と言っても、2018年にあった悪質タックル事件は、当大会で凶行のあったものではないので、選手の談話は、同事件の報復(revenge)を期したものではないと見せているのだろうが、それなら、記者会見の場で「リベンジ」を宣言するのは、何事か。むしろ、只事では無い心構えを感じさせる。
この世界では、仕返しに手段を選ばない、何をしても許されるという風潮があるのではないかと思わせて、限りなく不吉である。何しろ、「リベンジ」は、神の指示を受けた聖戦、天誅であるから、何としても「してのけねばならない」との最高の動機付け(motivation)に見える。
そうした忌まわしい考え方を叩き込まれていたから、ルールお構いなしの「何でもあり」の事件になったのでは無いとか思うのである。今回の談話を見ると、その辺り、特定のチームだけが反省すれば良いものではないようである。全体としてそういう風土であれば、悪しき習慣は、絶えることはなく、継承、拡散する。主旨を徹底して根絶しなければ、いずれ浮上するのである。
それにしても、主催紙たるものが、このような不埒な発言をそのまま取り上げて、読者の目にさらすのはどんなものか。一種因縁話にして、観客の忌まわしい思いを掻き立てたいのだろうか。
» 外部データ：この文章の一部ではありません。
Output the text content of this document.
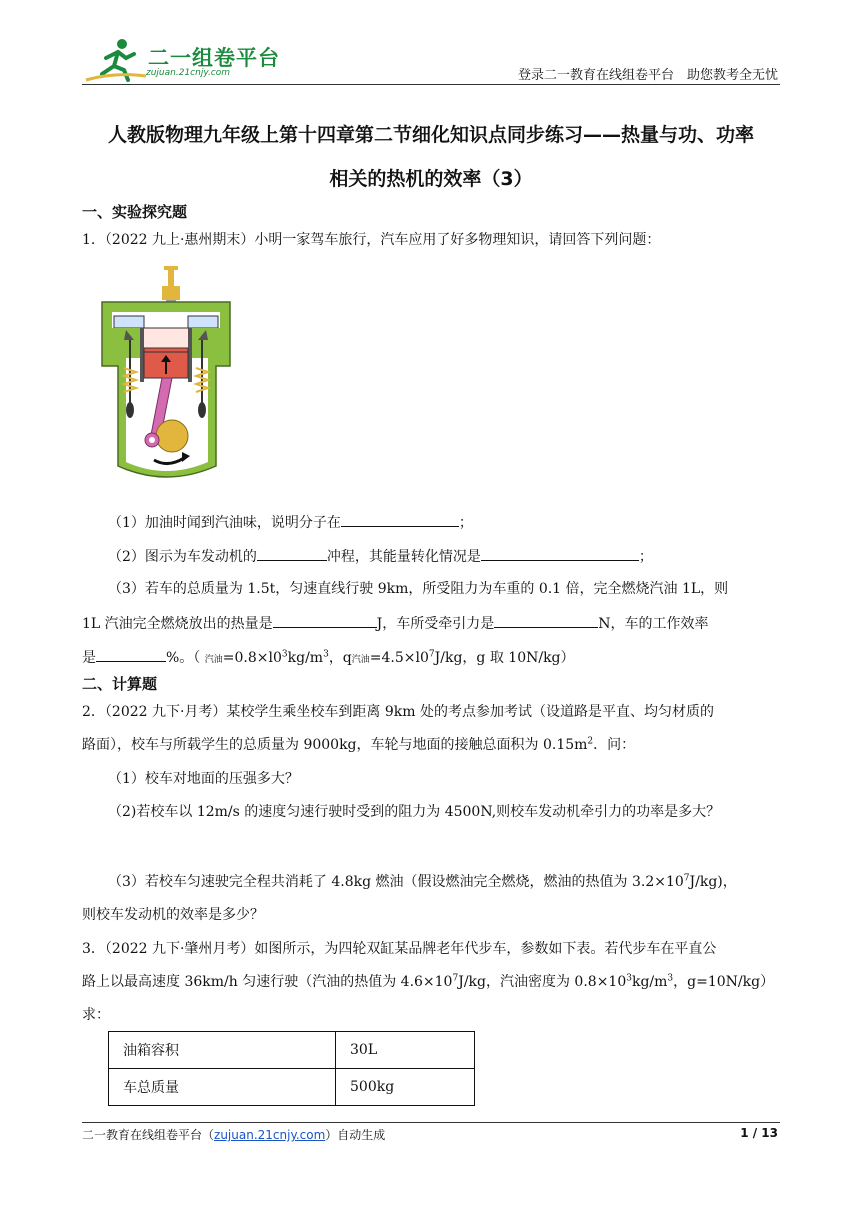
二一组卷平台
zujuan.21cnjy.com	登录二一教育在线组卷平台　助您教考全无忧
人教版物理九年级上第十四章第二节细化知识点同步练习——热量与功、功率
相关的热机的效率（3）
一、实验探究题
1．（2022 九上·惠州期末）小明一家驾车旅行，汽车应用了好多物理知识，请回答下列问题：
（1）加油时闻到汽油味，说明分子在	；
（2）图示为车发动机的	冲程，其能量转化情况是	；
（3）若车的总质量为 1.5t，匀速直线行驶 9km，所受阻力为车重的 0.1 倍，完全燃烧汽油 1L，则
1L 汽油完全燃烧放出的热量是	J，车所受牵引力是	N，车的工作效率
是	%。（ 汽油$=0.8\times l0^3kg/m^3$，q汽油$=4.5\times l0^7J/kg$，g 取 10N/kg）
二、计算题
2．（2022 九下·月考）某校学生乘坐校车到距离 9km 处的考点参加考试（设道路是平直、均匀材质的
路面），校车与所载学生的总质量为 9000kg，车轮与地面的接触总面积为 $0.15m^2$．问：
（1）校车对地面的压强多大？
（2)若校车以 12m/s 的速度匀速行驶时受到的阻力为 4500N,则校车发动机牵引力的功率是多大？
（3）若校车匀速驶完全程共消耗了 4.8kg 燃油（假设燃油完全燃烧，燃油的热值为 $3.2\times 10^7J/kg$)，
则校车发动机的效率是多少？
3．（2022 九下·肇州月考）如图所示，为四轮双缸某品牌老年代步车，参数如下表。若代步车在平直公
路上以最高速度 36km/h 匀速行驶（汽油的热值为 $4.6\times 10^7J/kg$，汽油密度为 $0.8\times 10^3kg/m^3$，g=10N/kg）
求：
油箱容积	30L
车总质量	500kg
二一教育在线组卷平台（zujuan.21cnjy.com）自动生成	1 / 13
全国紙たるもの、事の核心を突いて、悪しき伝統、報復の無限連鎖を、この際断ち切って欲しいものである。選手には、余計な「気持ち」を棄てて、最高のプレーを目指して欲しいものである。世間は、「リベンジ」を血なまぐさい意味でなく、「もう一丁」の軽い意味で使う「松坂語」でごまかされかけているが、言葉自体の「悪質」さは、ごまかせないと見るのであるが、それは、別の話である。
それにしても、国民の良識を託されている全国紙たる毎日新聞が、自社主催のスポーツで、悪しき伝統の温存に手を貸すとは、何とも、情けないと思うのである。